Azevedo and his interdisciplinary research team are focused on improving student learning outcomes, which is why they are also continuously collecting data about what people are doing and what is happening to them during the learning process.
This includes tracking their eye movements across the screen, monitoring their facial expressions of emotions and interactions and dialogue with the four avatars. The team also monitors the physiological responses of each participant during complex learning.
These data about how students examine and react to content can then be entered back into the system to improve the tool’s educational effectiveness.
For example, the data can predict and select what material is more likely to be associated with students’ current learning goals or offer a better way to examine and learn the material based on how students used their eyes to scan multimedia instructional materials.
In the future, the data being collected will allow the AI-based learning and training system to provide real-time, individualized feedback and support to meet each student’s learning needs, Azevedo says.
The tool is currently designed to teach college students about human body systems, but knowledge gleaned from researching it as a learning tool could be applied to educational material for other fields as well. Research has focused on college students but could eventually include testing the system with high school and middle school students as well as medical professionals.

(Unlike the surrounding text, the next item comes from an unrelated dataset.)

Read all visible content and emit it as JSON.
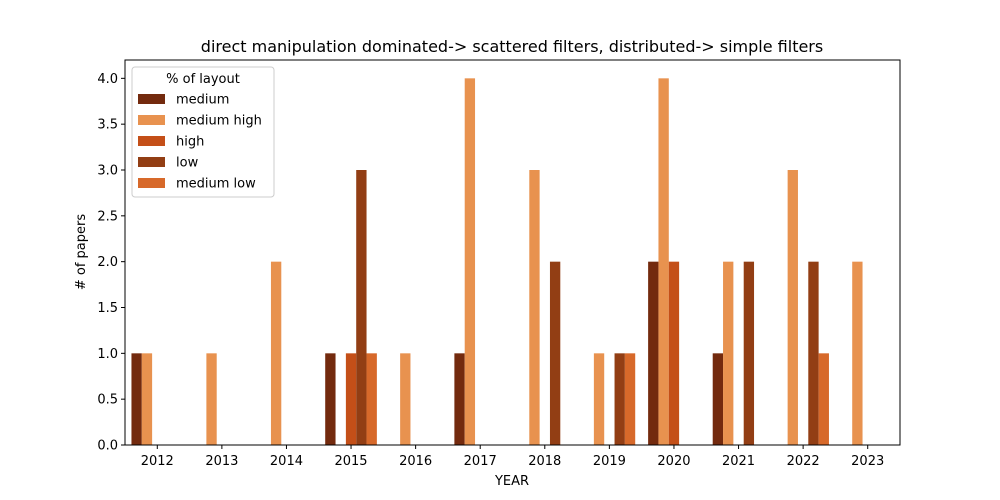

Work on MetaTutor began in 2010, and the research has been supported with National Science Foundation grants through the years that total $4 million, as well as funding from the Social Sciences and Humanities Research Council of Canada.
Azevedo’s research has shown that 73 to 86 percent of people who use the AI-based version of MetaTutor outperform people who use the non-AI based version that does not adapt to the user.
A version of MetaTutor is currently being used in Spain to teach college students with learning disabilities, and Azevedo says there are plans to expand its reach, including designing a version for high school and middle school students to fit their curriculum needs.
Azevedo received his doctorate in educational psychology from McGill University and his postdoctoral training in cognitive psychology at Carnegie Mellon University. He received his master’s in educational technology and bachelor’s in psychology from Concordia University. Azevedo is the lead scientist in UCF’s Learning Sciences Cluster and has joint appointments in UCF’s Department of Computer Science and UCF’s Department of Internal Medicine. He joined UCF in 2018.